Peter Speliopoulos is an international fashion and costume designer. He was most recently the Senior Vice President of Design and Creative Director of Donna Karan New York, and former Creative Director of Cerruti Arte, Paris. He has designed for leading international fashion houses in France, Italy, and New York for over 30 years. Peter has also designed costumes for numerous internationally performed operas and ballets in collaboration with choreographer/director Karole Armitage. He is a native of Springfield, Massachusetts, and received his B.F.A. from the Parsons School of Design in 1982. He is a member of the Council of Fashion Designers of America, and serves on the board of Armitage Gone!
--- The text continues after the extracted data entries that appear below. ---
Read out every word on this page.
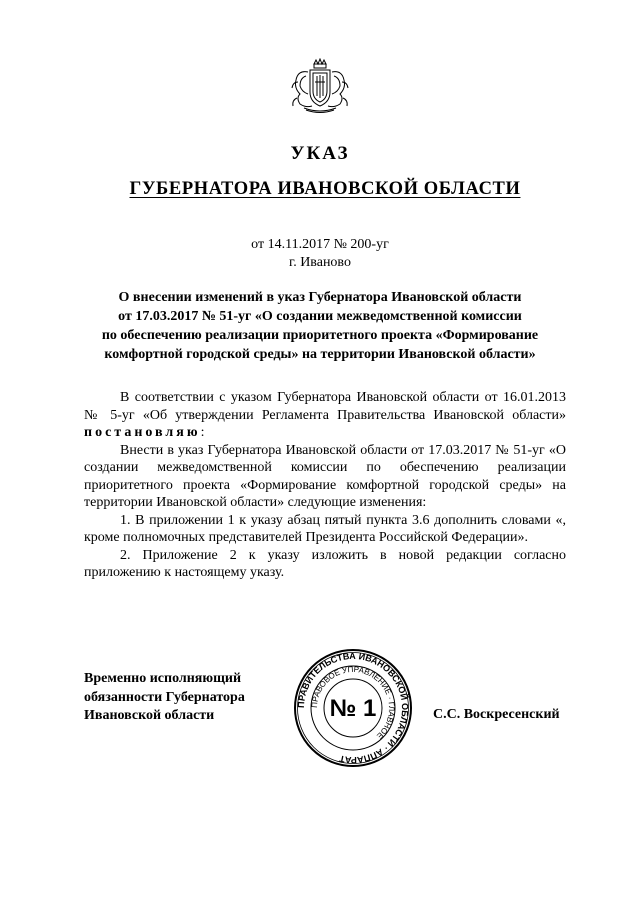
УКАЗ
ГУБЕРНАТОРА ИВАНОВСКОЙ ОБЛАСТИ
от 14.11.2017 № 200-уг
г. Иваново
О внесении изменений в указ Губернатора Ивановской области
от 17.03.2017 № 51-уг «О создании межведомственной комиссии
по обеспечению реализации приоритетного проекта «Формирование
комфортной городской среды» на территории Ивановской области»

В соответствии с указом Губернатора Ивановской области от 16.01.2013 № 5-уг «Об утверждении Регламента Правительства Ивановской области» постановляю:

Внести в указ Губернатора Ивановской области от 17.03.2017 № 51-уг «О создании межведомственной комиссии по обеспечению реализации приоритетного проекта «Формирование комфортной городской среды» на территории Ивановской области» следующие изменения:

1. В приложении 1 к указу абзац пятый пункта 3.6 дополнить словами «, кроме полномочных представителей Президента Российской Федерации».

2. Приложение 2 к указу изложить в новой редакции согласно приложению к настоящему указу.

Временно исполняющий
обязанности Губернатора
Ивановской области
ПРАВИТЕЛЬСТВА ИВАНОВСКОЙ ОБЛАСТИ · АППАРАТ
ПРАВОВОЕ УПРАВЛЕНИЕ · ГЛАВНОЕ
№ 1	С.С. Воскресенский
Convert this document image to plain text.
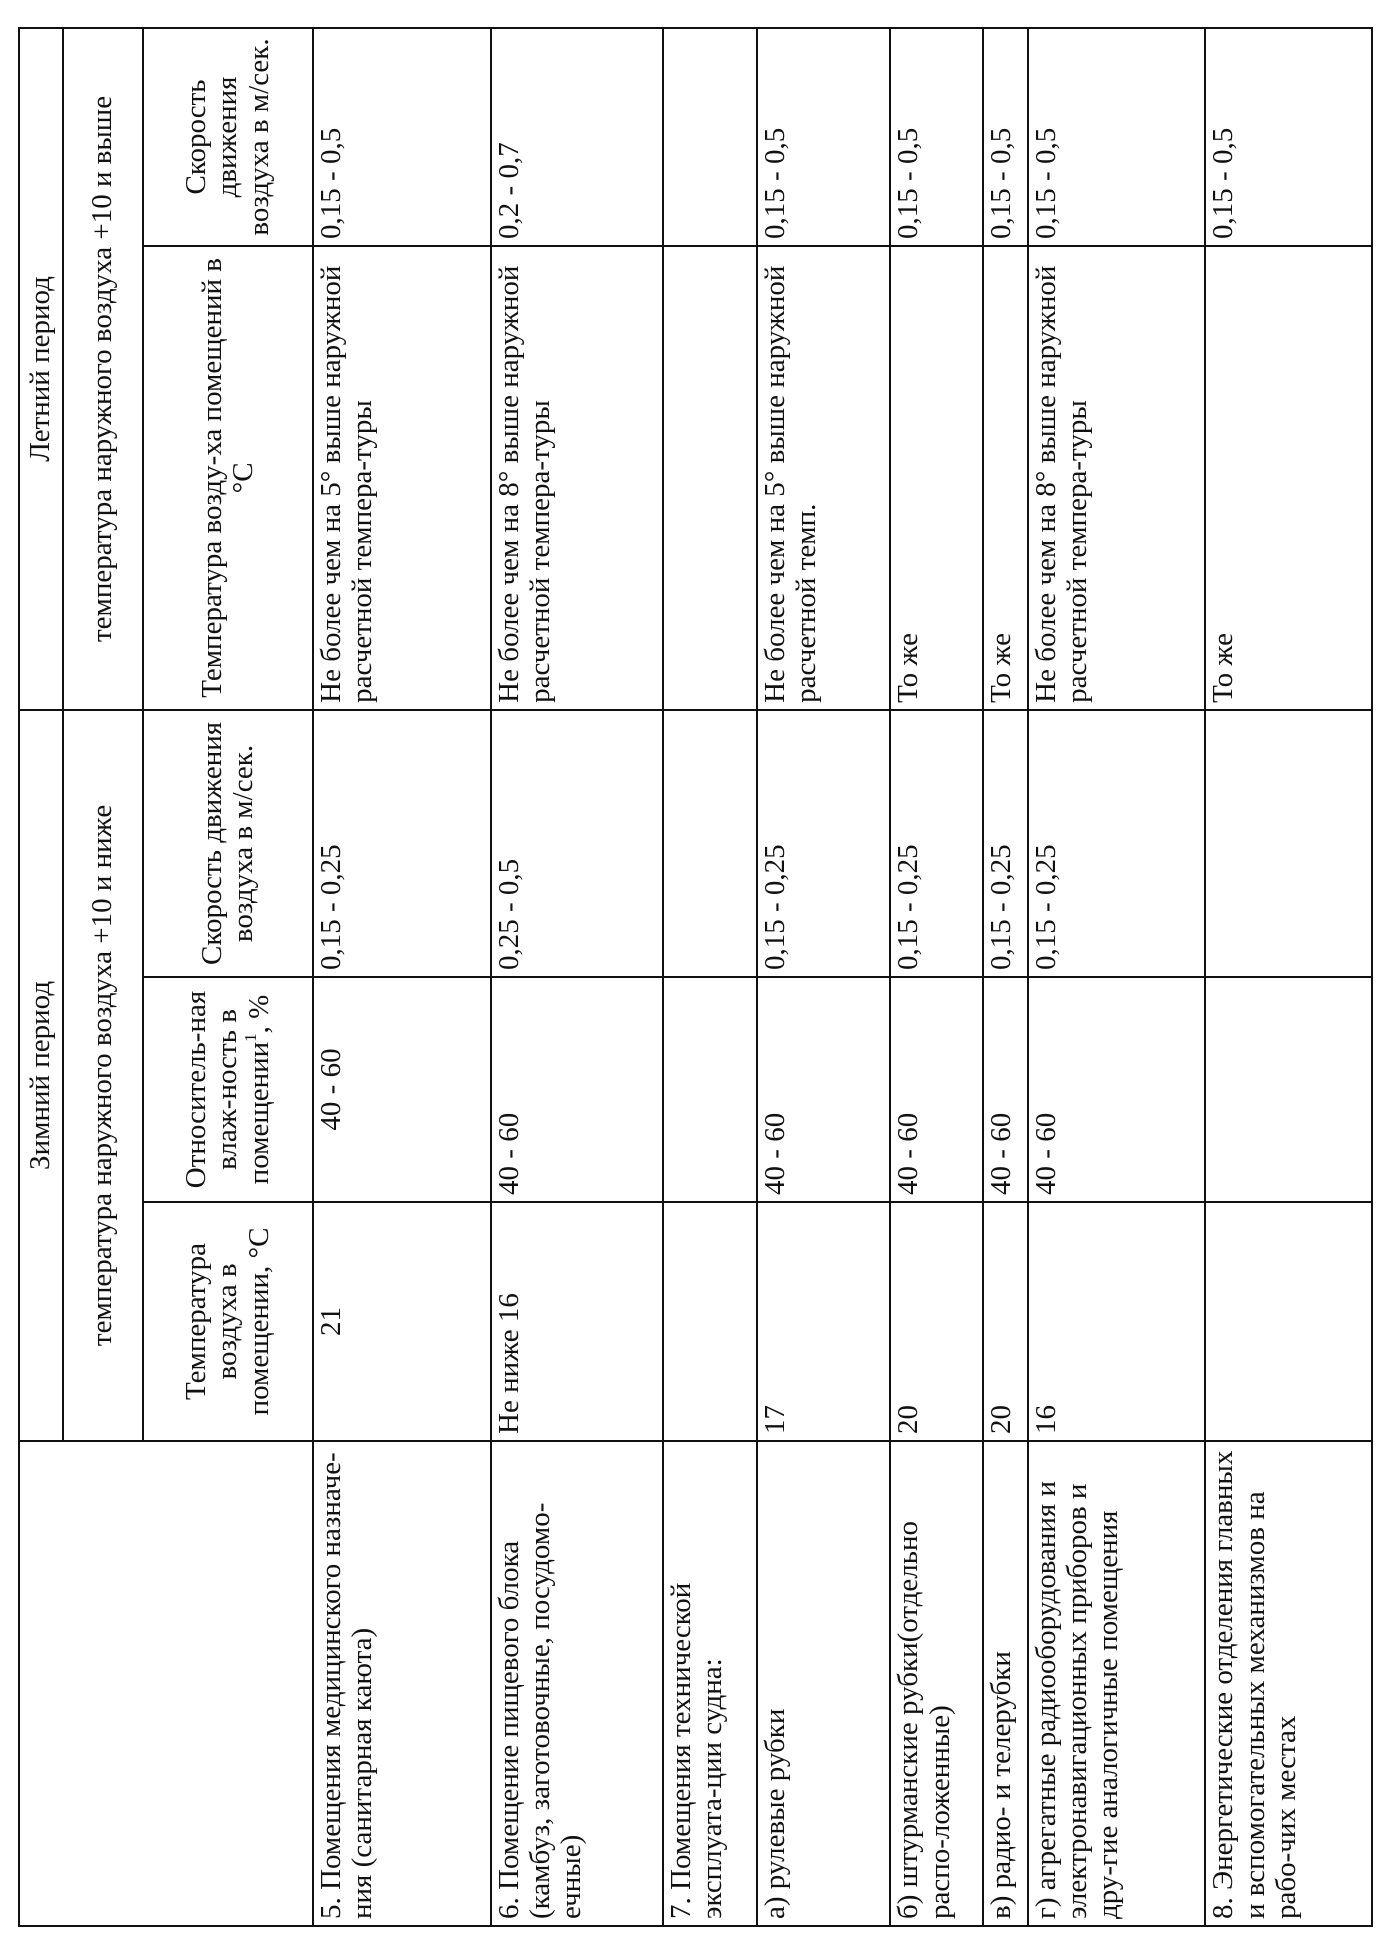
	Зимний период			Летний период	
	температура наружного воздуха +10 и ниже			температура наружного воздуха +10 и выше	
	Температура воздуха в помещении, °С	Относитель-ная влаж-ность в помещении$^1$, %	Скорость движения воздуха в м/сек.	Температура возду-ха помещений в °С	Скорость движения воздуха в м/сек.
5. Помещения медицинского назначе-ния (санитарная каюта)	21	40 - 60	0,15 - 0,25	Не более чем на 5° выше наружной расчетной темпера-туры	0,15 - 0,5
6. Помещение пищевого блока (камбуз, заготовочные, посудомо-ечные)	Не ниже 16	40 - 60	0,25 - 0,5	Не более чем на 8° выше наружной расчетной темпера-туры	0,2 - 0,7
7. Помещения технической эксплуата-ции судна:					
а) рулевые рубки	17	40 - 60	0,15 - 0,25	Не более чем на 5° выше наружной расчетной темп.	0,15 - 0,5
б) штурманские рубки(отдельно распо-ложенные)	20	40 - 60	0,15 - 0,25	То же	0,15 - 0,5
в) радио- и телерубки	20	40 - 60	0,15 - 0,25	То же	0,15 - 0,5
г) агрегатные радиооборудования и электронавигационных приборов и дру-гие аналогичные помещения	16	40 - 60	0,15 - 0,25	Не более чем на 8° выше наружной расчетной темпера-туры	0,15 - 0,5
8. Энергетические отделения главных и вспомогательных механизмов на рабо-чих местах				То же	0,15 - 0,5
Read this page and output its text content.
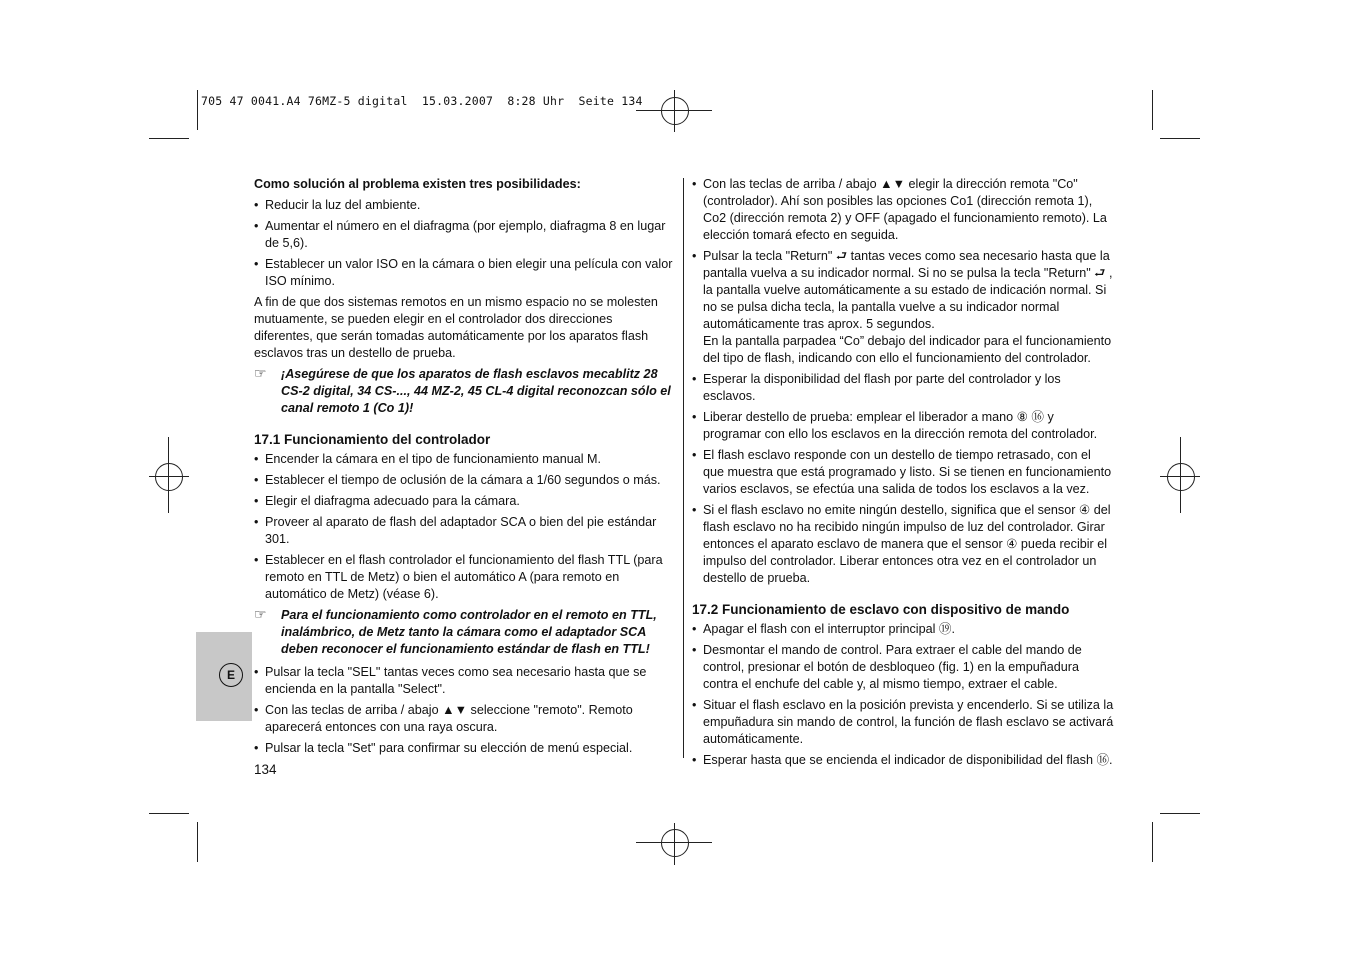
705 47 0041.A4 76MZ-5 digital  15.03.2007  8:28 Uhr  Seite 134
E

Como solución al problema existen tres posibilidades:

• Reducir la luz del ambiente.
• Aumentar el número en el diafragma (por ejemplo, diafragma 8 en lugar de 5,6).
• Establecer un valor ISO en la cámara o bien elegir una película con valor ISO mínimo.

A fin de que dos sistemas remotos en un mismo espacio no se molesten mutuamente, se pueden elegir en el controlador dos direcciones diferentes, que serán tomadas automáticamente por los aparatos flash esclavos tras un destello de prueba.

☞ ¡Asegúrese de que los aparatos de flash esclavos mecablitz 28 CS-2 digital, 34 CS-..., 44 MZ-2, 45 CL-4 digital reconozcan sólo el canal remoto 1 (Co 1)!
17.1 Funcionamiento del controlador
• Encender la cámara en el tipo de funcionamiento manual M.
• Establecer el tiempo de oclusión de la cámara a 1/60 segundos o más.
• Elegir el diafragma adecuado para la cámara.
• Proveer al aparato de flash del adaptador SCA o bien del pie estándar 301.
• Establecer en el flash controlador el funcionamiento del flash TTL (para remoto en TTL de Metz) o bien el automático A (para remoto en automático de Metz) (véase 6).
☞ Para el funcionamiento como controlador en el remoto en TTL, inalámbrico, de Metz tanto la cámara como el adaptador SCA deben reconocer el funcionamiento estándar de flash en TTL!
• Pulsar la tecla "SEL" tantas veces como sea necesario hasta que se encienda en la pantalla "Select".
• Con las teclas de arriba / abajo ▲▼ seleccione "remoto". Remoto aparecerá entonces con una raya oscura.
• Pulsar la tecla "Set" para confirmar su elección de menú especial.
134
• Con las teclas de arriba / abajo ▲▼ elegir la dirección remota "Co" (controlador). Ahí son posibles las opciones Co1 (dirección remota 1), Co2 (dirección remota 2) y OFF (apagado el funcionamiento remoto). La elección tomará efecto en seguida.
• Pulsar la tecla "Return" ⮐ tantas veces como sea necesario hasta que la pantalla vuelva a su indicador normal. Si no se pulsa la tecla "Return" ⮐ , la pantalla vuelve automáticamente a su estado de indicación normal. Si no se pulsa dicha tecla, la pantalla vuelve a su indicador normal automáticamente tras aprox. 5 segundos.
En la pantalla parpadea “Co” debajo del indicador para el funcionamiento del tipo de flash, indicando con ello el funcionamiento del controlador.
• Esperar la disponibilidad del flash por parte del controlador y los esclavos.
• Liberar destello de prueba: emplear el liberador a mano ⑧ ⑯ y programar con ello los esclavos en la dirección remota del controlador.
• El flash esclavo responde con un destello de tiempo retrasado, con el que muestra que está programado y listo. Si se tienen en funcionamiento varios esclavos, se efectúa una salida de todos los esclavos a la vez.
• Si el flash esclavo no emite ningún destello, significa que el sensor ④ del flash esclavo no ha recibido ningún impulso de luz del controlador. Girar entonces el aparato esclavo de manera que el sensor ④ pueda recibir el impulso del controlador. Liberar entonces otra vez en el controlador un destello de prueba.
17.2 Funcionamiento de esclavo con dispositivo de mando
• Apagar el flash con el interruptor principal ⑲.
• Desmontar el mando de control. Para extraer el cable del mando de control, presionar el botón de desbloqueo (fig. 1) en la empuñadura contra el enchufe del cable y, al mismo tiempo, extraer el cable.
• Situar el flash esclavo en la posición prevista y encenderlo. Si se utiliza la empuñadura sin mando de control, la función de flash esclavo se activará automáticamente.
• Esperar hasta que se encienda el indicador de disponibilidad del flash ⑯.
Dance! Peter noted from having attended the International Folk Art Market | Santa Fe over several years now, “Folk art and the artisan hand, indigenous arts—these have always inspired my work in fashion and costume. From indigo to weaving and embroidery, to ceramics and metal works, I have discovered so much of the world’s beauty and variety at the Market!”

 

CATHERINE A. ALLEN
Board of Directors, International Folk Art Alliance

For more than 30 years, Catherine A. Allen has been an outstanding thought leader in business innovation, technology strategy, and financial services.Catherine is Chairman and CEO of The Santa Fe Group, a strategic advisory services company based in Santa Fe, New Mexico. She also currently serves as a board member of Synovus Financial Corporation, El Paso Electric Company, and Analytics Pros, and is a member of the Risk, Energy and Natural Resources, External Affairs and Nominating and Governance Committees. She is Co-Chair of the University of Missouri’s Capital Campaign and sits on the Research and Development Committee. She is also on the advisory board of Women Corporate Directors and the Executive Women’s Forum. Catherine is active politically in national and local spheres, including being a former member of President Barack Obama’s Economic Development and Small Business Committees and the New Mexico State Investment Council. Catherine was recently honored by US Banker Magazine with the Lifetime Achievement Award for her outstanding contributions to financial services and technology. In 2013, she was honored with the Lifetime Achievement Award for her contributions to technology by the Executive Women’s Forum. She is the recipient of an Honorary Doctorate of Humane Letters from the University of Missouri, recognizing her professional achievements in financial services and technology.